Entendu le jour de son interpellation par la police, le détenu a reconnu avoir entretenu une relation avec une jeune fille de 16 ans. S'agissant de la mineure de 15 ans qui se trouvait chez lui le matin du flagrant délit, s'il admet qu'elle a passé la nuit dans son lit, il est resté très évasif sur son âge. Il a admis en outre les gages tout en se retranchant derrière le fait qu'il ne forçait personne à faire quoi que ce soit. Devant le procureur, le quadragénaire a confirmé qu'il interdirait à toute personne mineure de venir chez lui.

Concernant les stupéfiants, il concède en avoir mis à disposition des jeunes qui fréquentaient ses soirées, mais jamais de drogues dures. Quant aux atteintes à l'intégrité sexuelle, C. déclare: «À ma connaissance, je n'ai pas eu de relations sexuelles avec une fille de moins de 16 ans». Avant de concéder des attouchements «à même la peau, sur les seins et sur le sexe» de la jeune de 15 ans retrouvée dans ses draps au moment de la descente du 1er décembre. En revanche, l'intéressé conteste avoir eu connaissance de son âge.

Proies faciles

Le Tribunal des mesures de contrainte (TMC) prend acte à ce stade du recoupement des témoignages qui mettent en cause C. pour avoir entretenu des relations sexuelles, respectivement des attouchements à caractère sexuel avec des mineurs - entre 15 et 18 ans - très probablement en les appâtant par le biais d'un environnement festif, exempt de règles et de surveillance, agrémenté de breuvages éthyliques et de substances psychoactives.

Pour le TMC, la simple découverte de la jeune de 15 ans sous l'emprise de l'alcool et de THC dans le lit du prévenu lors de la perquisition du 1er décembre laisse songeur. De même, il met en évidence les caractéristiques communes des proies de C., en particulier qu'elles sont en rupture avec leur milieu, donc plus vulnérables et plus influençables. En clair, le président du tribunal se rallie intégralement à l'argumentation du Ministère public, se refusant à toute libération jusqu'au 1er mars 2020.

Evelyne Emeri / Jonathan Zalts

evelyne.emeri@lematin.ch

Chronologie d'un rapt fou

21 décembre 1998: Un avocat stagiaire de 26 ans est enlevé à Lausanne par des individus armés et cagoulés. Il passe la nuit dans une grange en Valais.

22 décembre 1998: 5 millions de rançon sont réclamés aux parents de la victime, dont 500 000 francs à verser le soir-même. La police est avisée. La somme est déposée dans une poubelle à Epalinges (VD). Personne ne vient chercher le magot.

23 décembre 1998: De nouvelles instructions sont données. La rançon doit être livrée à Rivaz (VD). C. s’en empare et prend la fuite à pied. Quelques heures plus tard, la police file plusieurs voitures. L’une prend en charge l’avocat près de Lonay (VD). Les patrouilles interviennent et le libèrent.

25 décembre 1998: L’une des complices de C. appelle une connaissance en Suisse. Elle explique être retenue par des hommes armés à Nice. Un mandat d’arrêt international est lancé.
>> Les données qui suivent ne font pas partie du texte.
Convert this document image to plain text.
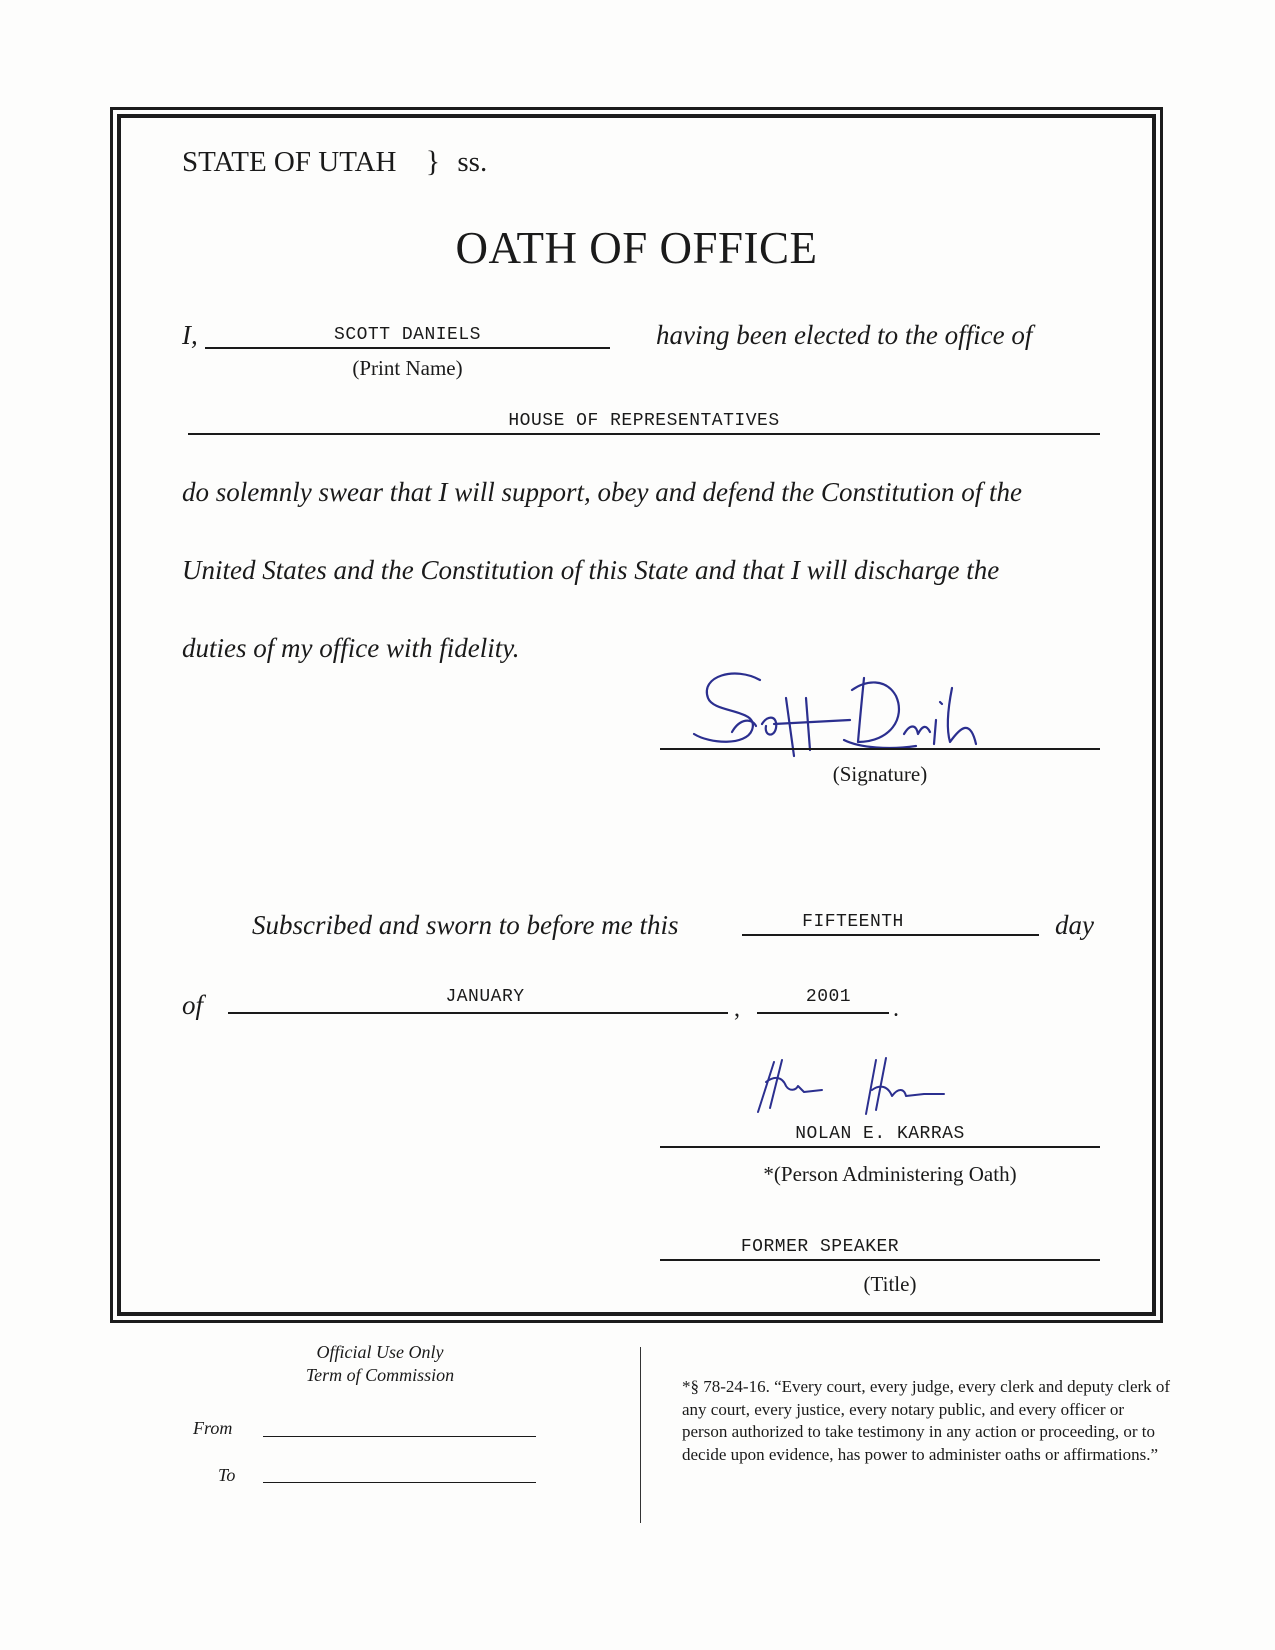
STATE OF UTAH } ss.
OATH OF OFFICE
I,	SCOTT DANIELS
(Print Name)
having been elected to the office of
HOUSE OF REPRESENTATIVES
do solemnly swear that I will support, obey and defend the Constitution of the
United States and the Constitution of this State and that I will discharge the
duties of my office with fidelity.
(Signature)
Subscribed and sworn to before me this	FIFTEENTH	day
of	JANUARY	,	2001	.
NOLAN E. KARRAS
*(Person Administering Oath)
FORMER SPEAKER
(Title)
Official Use Only
Term of Commission
From
To
*§ 78-24-16. “Every court, every judge, every clerk and deputy clerk of any court, every justice, every notary public, and every officer or person authorized to take testimony in any action or proceeding, or to decide upon evidence, has power to administer oaths or affirmations.”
14 janvier 1999: C. et ses deux plus proches complices sont localisés au Brésil par Interpol. Deux enquêteurs vaudois y sont envoyés.
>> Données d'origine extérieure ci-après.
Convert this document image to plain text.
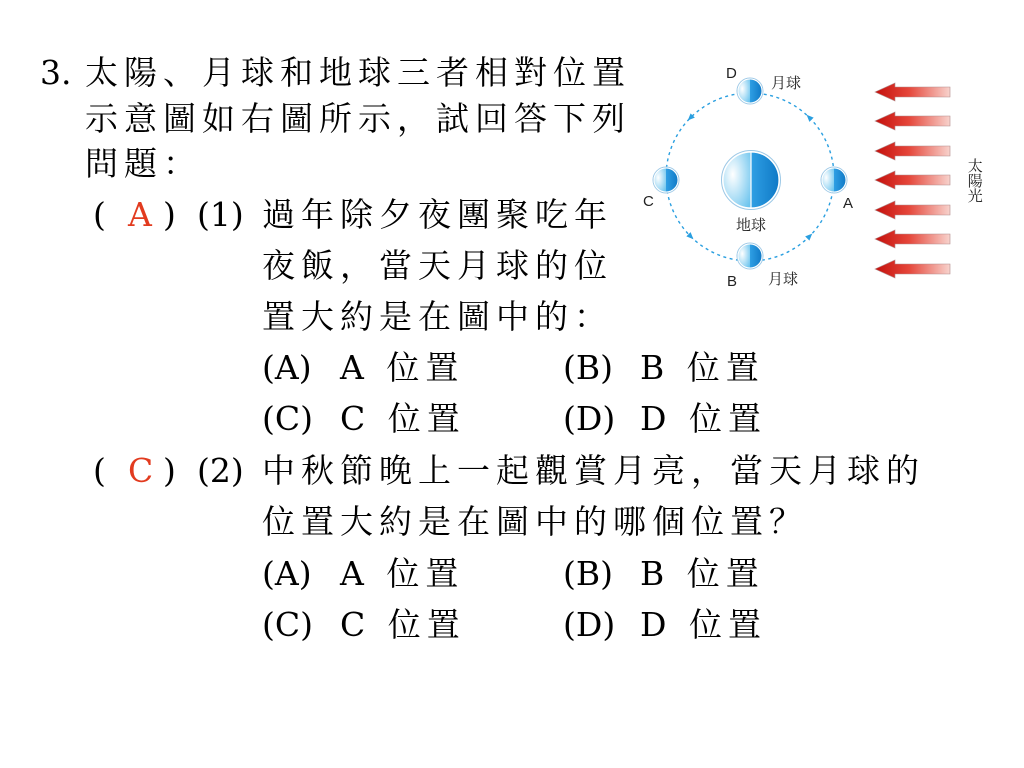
3. 太陽、月球和地球三者相對位置
示意圖如右圖所示，試回答下列
問題：
( A ) (1) 過年除夕夜團聚吃年
夜飯，當天月球的位
置大約是在圖中的：
(A) A 位置	(B) B 位置
(C) C 位置	(D) D 位置
( C ) (2) 中秋節晚上一起觀賞月亮，當天月球的
位置大約是在圖中的哪個位置？
(A) A 位置	(B) B 位置
(C) C 位置	(D) D 位置
地球
D
月球
B 月球
C	A
太陽光
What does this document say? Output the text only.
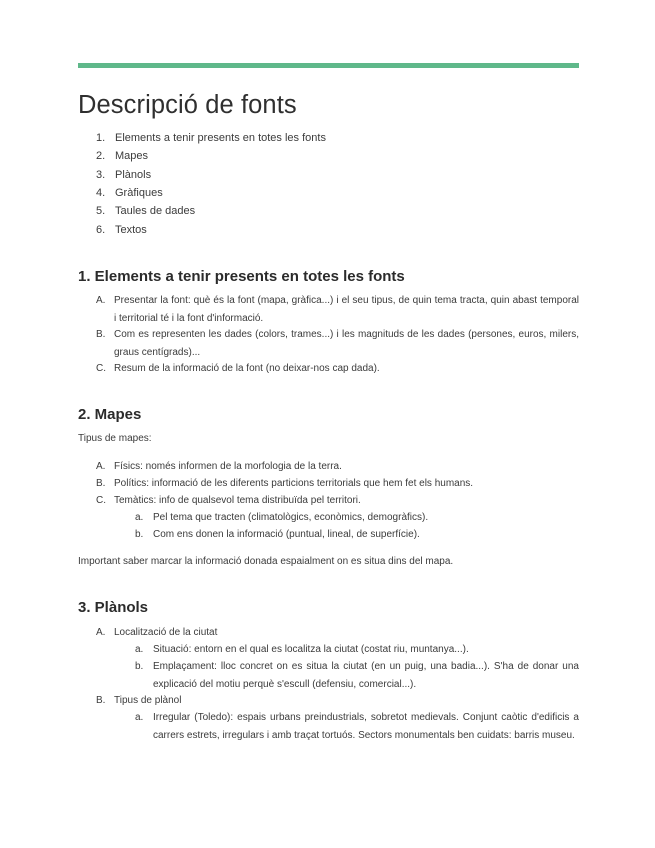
Descripció de fonts
1. Elements a tenir presents en totes les fonts
2. Mapes
3. Plànols
4. Gràfiques
5. Taules de dades
6. Textos
1. Elements a tenir presents en totes les fonts
A. Presentar la font: què és la font (mapa, gràfica...) i el seu tipus, de quin tema tracta, quin abast temporal i territorial té i la font d'informació.
B. Com es representen les dades (colors, trames...) i les magnituds de les dades (persones, euros, milers, graus centígrads)...
C. Resum de la informació de la font (no deixar-nos cap dada).
2. Mapes
Tipus de mapes:
A. Físics: només informen de la morfologia de la terra.
B. Polítics: informació de les diferents particions territorials que hem fet els humans.
C. Temàtics: info de qualsevol tema distribuïda pel territori.
a. Pel tema que tracten (climatològics, econòmics, demogràfics).
b. Com ens donen la informació (puntual, lineal, de superfície).
Important saber marcar la informació donada espaialment on es situa dins del mapa.
3. Plànols
A. Localització de la ciutat
a. Situació: entorn en el qual es localitza la ciutat (costat riu, muntanya...).
b. Emplaçament: lloc concret on es situa la ciutat (en un puig, una badia...). S'ha de donar una explicació del motiu perquè s'escull (defensiu, comercial...).
B. Tipus de plànol
a. Irregular (Toledo): espais urbans preindustrials, sobretot medievals. Conjunt caòtic d'edificis a carrers estrets, irregulars i amb traçat tortuós. Sectors monumentals ben cuidats: barris museu.
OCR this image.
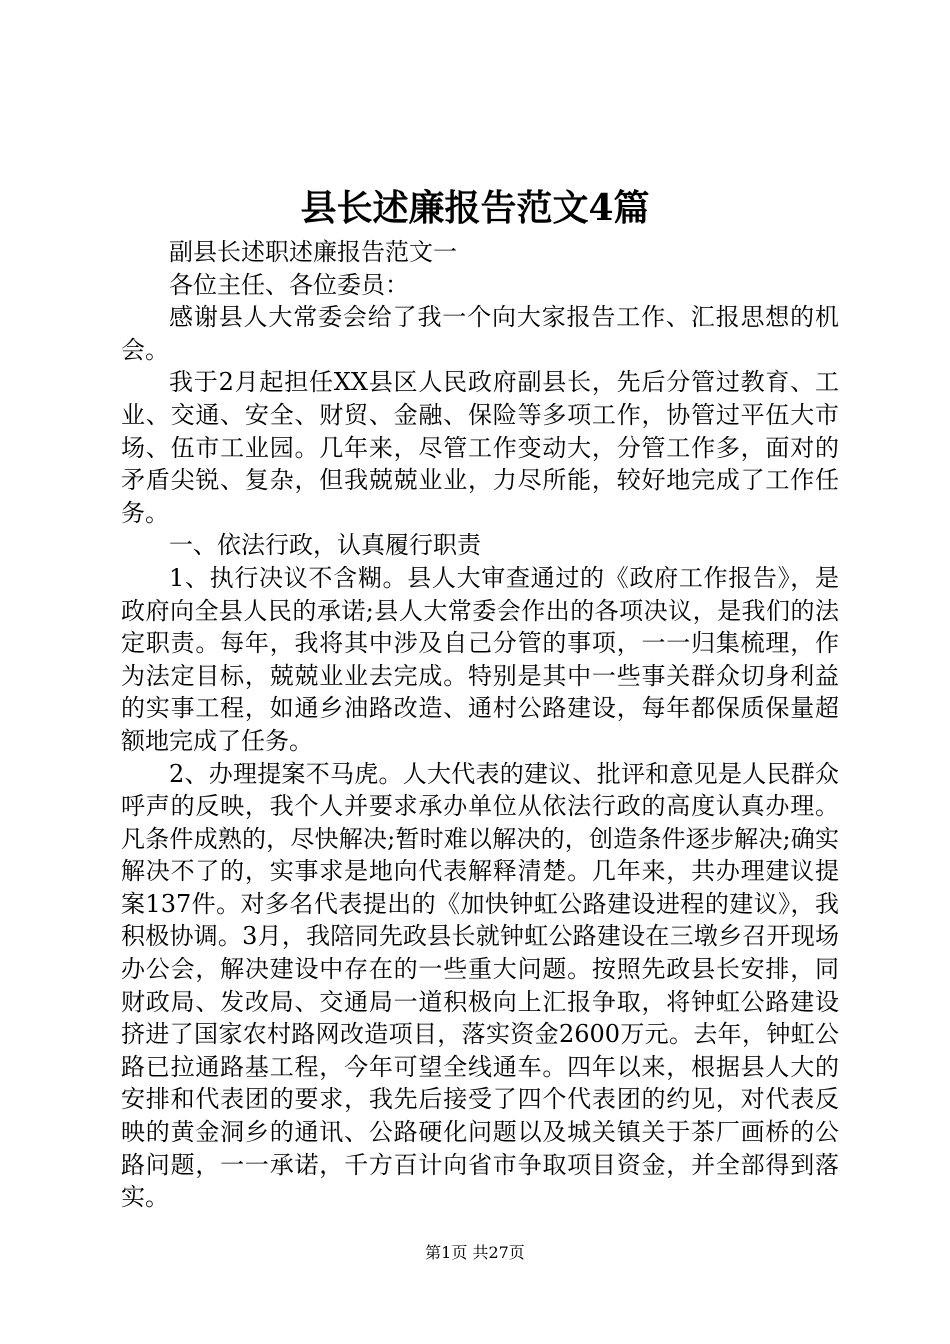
县长述廉报告范文4篇

副县长述职述廉报告范文一

各位主任、各位委员：

感谢县人大常委会给了我一个向大家报告工作、汇报思想的机会。

我于2月起担任XX县区人民政府副县长，先后分管过教育、工业、交通、安全、财贸、金融、保险等多项工作，协管过平伍大市场、伍市工业园。几年来，尽管工作变动大，分管工作多，面对的矛盾尖锐、复杂，但我兢兢业业，力尽所能，较好地完成了工作任务。

一、依法行政，认真履行职责

1、执行决议不含糊。县人大审查通过的《政府工作报告》，是政府向全县人民的承诺;县人大常委会作出的各项决议，是我们的法定职责。每年，我将其中涉及自己分管的事项，一一归集梳理，作为法定目标，兢兢业业去完成。特别是其中一些事关群众切身利益的实事工程，如通乡油路改造、通村公路建设，每年都保质保量超额地完成了任务。

2、办理提案不马虎。人大代表的建议、批评和意见是人民群众呼声的反映，我个人并要求承办单位从依法行政的高度认真办理。凡条件成熟的，尽快解决;暂时难以解决的，创造条件逐步解决;确实解决不了的，实事求是地向代表解释清楚。几年来，共办理建议提案137件。对多名代表提出的《加快钟虹公路建设进程的建议》，我积极协调。3月，我陪同先政县长就钟虹公路建设在三墩乡召开现场办公会，解决建设中存在的一些重大问题。按照先政县长安排，同财政局、发改局、交通局一道积极向上汇报争取，将钟虹公路建设挤进了国家农村路网改造项目，落实资金2600万元。去年，钟虹公路已拉通路基工程，今年可望全线通车。四年以来，根据县人大的安排和代表团的要求，我先后接受了四个代表团的约见，对代表反映的黄金洞乡的通讯、公路硬化问题以及城关镇关于茶厂画桥的公路问题，一一承诺，千方百计向省市争取项目资金，并全部得到落实。

第1页 共27页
18 janvier 1999: L’une des deux complices se rend, C. et son deuxième acolyte sont arrêtés, puis extradés vers la Suisse.

27 mars 2001: C. est condamné à 9 ans de prison par le Tribunal de Lausanne. Il est reconnu comme commanditaire du rapt.

24 décembre 2002: C. obtient gain de cause au Tribunal fédéral. Sa peine de prison est réduite à 7 ans et demi en Cour de cassation le 3 mars 2003.

13 Juillet 2004: Aux deux tiers de sa peine, C. bénéficie de la liberté conditionnelle. Il deviendra cafetier-restaurateur à Mézières (VD).

24 Janvier 2008: C. est condamné à un mois de prison pour d’autres infractions. A cela s’ajoutent 35 mois pour la révocation de sa liberté conditionnelle.